Previous methods for rendering new views of still scenes involved reconstructing the 3D shape and appearance of objects in a 2D image. However, DynIBar takes it further by also estimating how objects move over time. This creates a complex mathematical problem due to considering all four dimensions. To simplify the problem, the researchers used an image-based rendering approach developed in the 1990s, which allows complex scenes and longer videos to be handled more efficiently.

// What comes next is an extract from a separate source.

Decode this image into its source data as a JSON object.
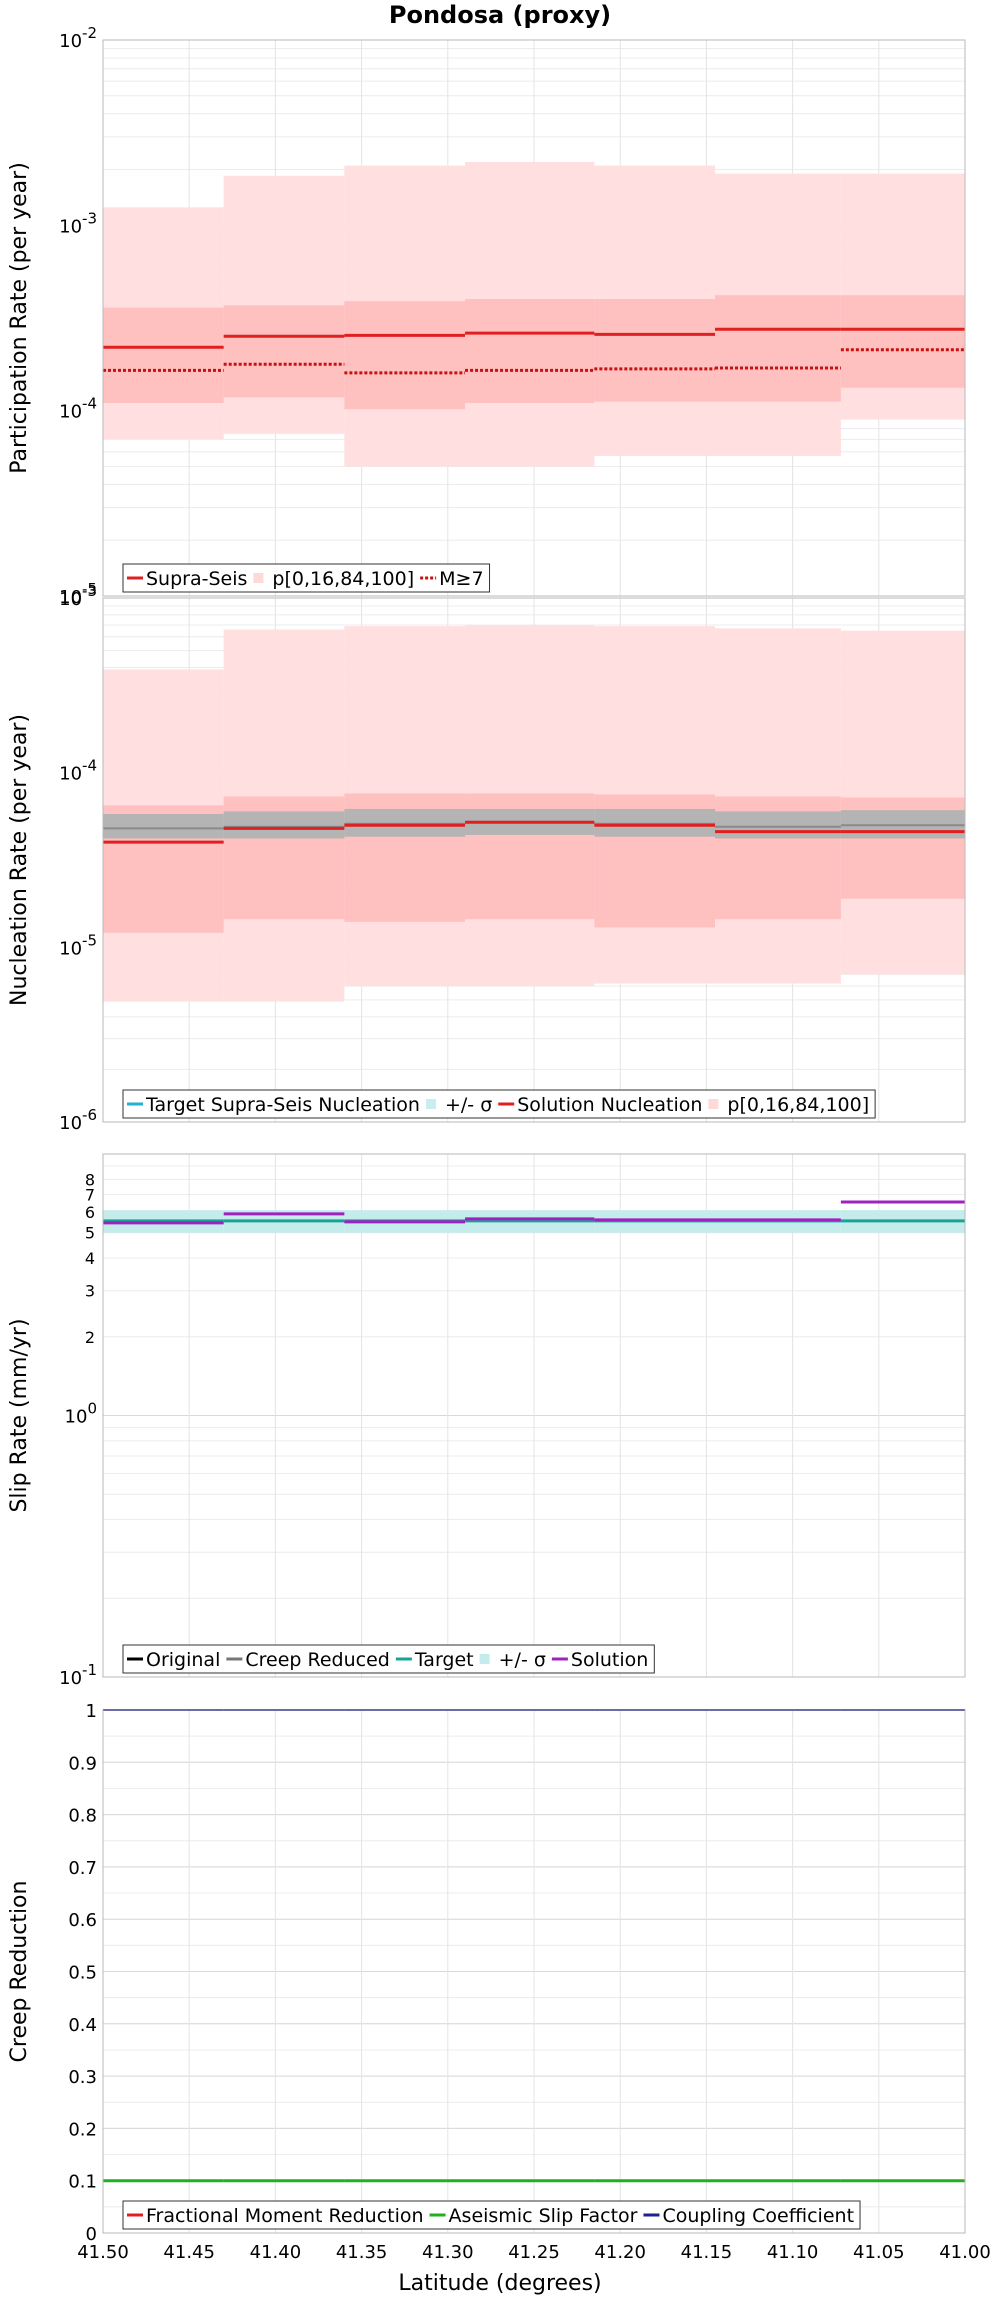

Despite its significant potential, the software currently takes several hours to process just 10 or 20 seconds of video, even on powerful computers. Therefore, it may be more suitable for use in offline video editing software in the near future. The next challenge for the researchers is developing methods to render new images when pixel information is lacking, such as when the subject moves too quickly or the viewpoint needs to be rotated 180 degrees. One possible solution is incorporating generative AI techniques to fill in these gaps, similar to text-to-image generators.
The researchers are excited about the future applications of DynIBar for both personal and professional use. However, it may take some time before these features are integrated into commercial video editing tools or smartphones due to the software’s processing time constraints. Nonetheless, the software’s potential to stabilize footage, change viewpoints, and create various effects without shooting new footage brings promising possibilities to the world of filmmaking.

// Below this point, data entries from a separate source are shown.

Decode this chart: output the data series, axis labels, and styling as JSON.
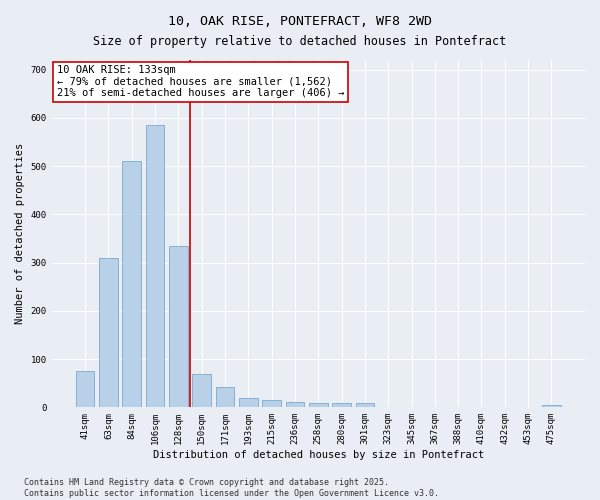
{
  "title": "10, OAK RISE, PONTEFRACT, WF8 2WD",
  "subtitle": "Size of property relative to detached houses in Pontefract",
  "xlabel": "Distribution of detached houses by size in Pontefract",
  "ylabel": "Number of detached properties",
  "categories": [
    "41sqm",
    "63sqm",
    "84sqm",
    "106sqm",
    "128sqm",
    "150sqm",
    "171sqm",
    "193sqm",
    "215sqm",
    "236sqm",
    "258sqm",
    "280sqm",
    "301sqm",
    "323sqm",
    "345sqm",
    "367sqm",
    "388sqm",
    "410sqm",
    "432sqm",
    "453sqm",
    "475sqm"
  ],
  "values": [
    75,
    310,
    510,
    585,
    335,
    70,
    42,
    20,
    15,
    12,
    10,
    10,
    8,
    0,
    0,
    0,
    0,
    0,
    0,
    0,
    5
  ],
  "bar_color": "#b8d0e8",
  "bar_edgecolor": "#7aaad0",
  "bar_linewidth": 0.6,
  "vline_x": 4.5,
  "vline_color": "#cc0000",
  "ylim": [
    0,
    720
  ],
  "yticks": [
    0,
    100,
    200,
    300,
    400,
    500,
    600,
    700
  ],
  "annotation_text": "10 OAK RISE: 133sqm\n← 79% of detached houses are smaller (1,562)\n21% of semi-detached houses are larger (406) →",
  "footer_text": "Contains HM Land Registry data © Crown copyright and database right 2025.\nContains public sector information licensed under the Open Government Licence v3.0.",
  "bg_color": "#e8eef4",
  "grid_color": "#ffffff",
  "title_fontsize": 9.5,
  "subtitle_fontsize": 8.5,
  "axis_label_fontsize": 7.5,
  "tick_fontsize": 6.5,
  "annotation_fontsize": 7.5,
  "footer_fontsize": 6.0
}
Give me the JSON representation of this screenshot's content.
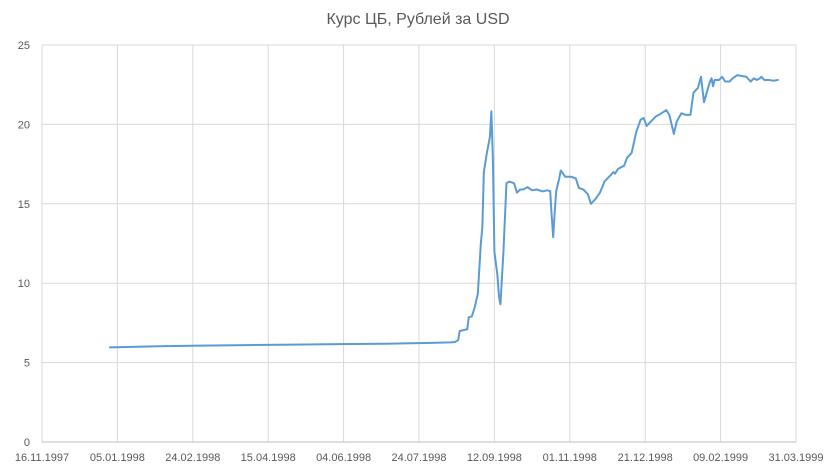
{
  "chart_data": {
    "type": "line",
    "title": "Курс ЦБ, Рублей за USD",
    "xlabel": "",
    "ylabel": "",
    "x_axis": {
      "type": "date",
      "format": "DD.MM.YYYY",
      "range": [
        "1997-11-16",
        "1999-03-31"
      ],
      "ticks": [
        "1997-11-16",
        "1998-01-05",
        "1998-02-24",
        "1998-04-15",
        "1998-06-04",
        "1998-07-24",
        "1998-09-12",
        "1998-11-01",
        "1998-12-21",
        "1999-02-09",
        "1999-03-31"
      ],
      "tick_labels": [
        "16.11.1997",
        "05.01.1998",
        "24.02.1998",
        "15.04.1998",
        "04.06.1998",
        "24.07.1998",
        "12.09.1998",
        "01.11.1998",
        "21.12.1998",
        "09.02.1999",
        "31.03.1999"
      ]
    },
    "y_axis": {
      "range": [
        0,
        25
      ],
      "ticks": [
        0,
        5,
        10,
        15,
        20,
        25
      ],
      "tick_labels": [
        "0",
        "5",
        "10",
        "15",
        "20",
        "25"
      ]
    },
    "grid": {
      "vertical": true,
      "horizontal": true
    },
    "legend": "none",
    "series": [
      {
        "color": "#5b9bd5",
        "points": [
          [
            "1997-12-31",
            5.96
          ],
          [
            "1998-01-15",
            5.99
          ],
          [
            "1998-02-01",
            6.03
          ],
          [
            "1998-03-01",
            6.07
          ],
          [
            "1998-04-01",
            6.1
          ],
          [
            "1998-05-01",
            6.13
          ],
          [
            "1998-06-01",
            6.16
          ],
          [
            "1998-07-01",
            6.19
          ],
          [
            "1998-08-01",
            6.24
          ],
          [
            "1998-08-14",
            6.27
          ],
          [
            "1998-08-17",
            6.3
          ],
          [
            "1998-08-19",
            6.43
          ],
          [
            "1998-08-20",
            6.99
          ],
          [
            "1998-08-25",
            7.1
          ],
          [
            "1998-08-26",
            7.86
          ],
          [
            "1998-08-28",
            7.9
          ],
          [
            "1998-08-30",
            8.5
          ],
          [
            "1998-09-01",
            9.33
          ],
          [
            "1998-09-03",
            12.5
          ],
          [
            "1998-09-04",
            13.5
          ],
          [
            "1998-09-05",
            17.0
          ],
          [
            "1998-09-07",
            18.2
          ],
          [
            "1998-09-09",
            19.2
          ],
          [
            "1998-09-10",
            20.83
          ],
          [
            "1998-09-11",
            17.8
          ],
          [
            "1998-09-12",
            12.0
          ],
          [
            "1998-09-14",
            10.5
          ],
          [
            "1998-09-15",
            9.2
          ],
          [
            "1998-09-16",
            8.67
          ],
          [
            "1998-09-18",
            12.0
          ],
          [
            "1998-09-20",
            16.3
          ],
          [
            "1998-09-22",
            16.4
          ],
          [
            "1998-09-25",
            16.3
          ],
          [
            "1998-09-27",
            15.7
          ],
          [
            "1998-09-29",
            15.9
          ],
          [
            "1998-10-01",
            15.9
          ],
          [
            "1998-10-04",
            16.05
          ],
          [
            "1998-10-07",
            15.85
          ],
          [
            "1998-10-10",
            15.9
          ],
          [
            "1998-10-14",
            15.78
          ],
          [
            "1998-10-17",
            15.85
          ],
          [
            "1998-10-19",
            15.8
          ],
          [
            "1998-10-20",
            14.2
          ],
          [
            "1998-10-21",
            12.9
          ],
          [
            "1998-10-22",
            14.5
          ],
          [
            "1998-10-23",
            15.8
          ],
          [
            "1998-10-25",
            16.6
          ],
          [
            "1998-10-26",
            17.1
          ],
          [
            "1998-10-29",
            16.7
          ],
          [
            "1998-11-02",
            16.7
          ],
          [
            "1998-11-05",
            16.6
          ],
          [
            "1998-11-07",
            16.0
          ],
          [
            "1998-11-10",
            15.9
          ],
          [
            "1998-11-13",
            15.6
          ],
          [
            "1998-11-15",
            15.0
          ],
          [
            "1998-11-18",
            15.3
          ],
          [
            "1998-11-21",
            15.7
          ],
          [
            "1998-11-24",
            16.4
          ],
          [
            "1998-11-27",
            16.7
          ],
          [
            "1998-11-30",
            17.0
          ],
          [
            "1998-12-01",
            16.9
          ],
          [
            "1998-12-03",
            17.2
          ],
          [
            "1998-12-07",
            17.4
          ],
          [
            "1998-12-09",
            17.9
          ],
          [
            "1998-12-12",
            18.2
          ],
          [
            "1998-12-15",
            19.5
          ],
          [
            "1998-12-18",
            20.3
          ],
          [
            "1998-12-20",
            20.4
          ],
          [
            "1998-12-22",
            19.9
          ],
          [
            "1998-12-25",
            20.2
          ],
          [
            "1998-12-28",
            20.5
          ],
          [
            "1998-12-31",
            20.65
          ],
          [
            "1999-01-04",
            20.9
          ],
          [
            "1999-01-06",
            20.6
          ],
          [
            "1999-01-09",
            19.4
          ],
          [
            "1999-01-11",
            20.2
          ],
          [
            "1999-01-14",
            20.7
          ],
          [
            "1999-01-17",
            20.6
          ],
          [
            "1999-01-20",
            20.6
          ],
          [
            "1999-01-22",
            22.0
          ],
          [
            "1999-01-25",
            22.3
          ],
          [
            "1999-01-27",
            23.0
          ],
          [
            "1999-01-28",
            22.2
          ],
          [
            "1999-01-29",
            21.4
          ],
          [
            "1999-02-01",
            22.4
          ],
          [
            "1999-02-02",
            22.7
          ],
          [
            "1999-02-03",
            22.9
          ],
          [
            "1999-02-04",
            22.4
          ],
          [
            "1999-02-05",
            22.8
          ],
          [
            "1999-02-08",
            22.8
          ],
          [
            "1999-02-10",
            23.0
          ],
          [
            "1999-02-12",
            22.7
          ],
          [
            "1999-02-15",
            22.7
          ],
          [
            "1999-02-17",
            22.9
          ],
          [
            "1999-02-20",
            23.1
          ],
          [
            "1999-02-23",
            23.05
          ],
          [
            "1999-02-26",
            23.0
          ],
          [
            "1999-03-01",
            22.7
          ],
          [
            "1999-03-03",
            22.9
          ],
          [
            "1999-03-05",
            22.8
          ],
          [
            "1999-03-07",
            22.9
          ],
          [
            "1999-03-08",
            23.0
          ],
          [
            "1999-03-10",
            22.8
          ],
          [
            "1999-03-13",
            22.8
          ],
          [
            "1999-03-16",
            22.75
          ],
          [
            "1999-03-19",
            22.8
          ]
        ]
      }
    ]
  }
}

The code for DynIBar is freely available, although it is still in the early stages of development. The researchers hope that future advancements will allow for even more complex scenes and longer videos to be processed efficiently. They envision a future where generative AI techniques can help fill in missing pixel information, further enhancing the capabilities of the software. This research presents a significant step forward in the field of view synthesis methods and opens up new possibilities for filmmakers and video editors.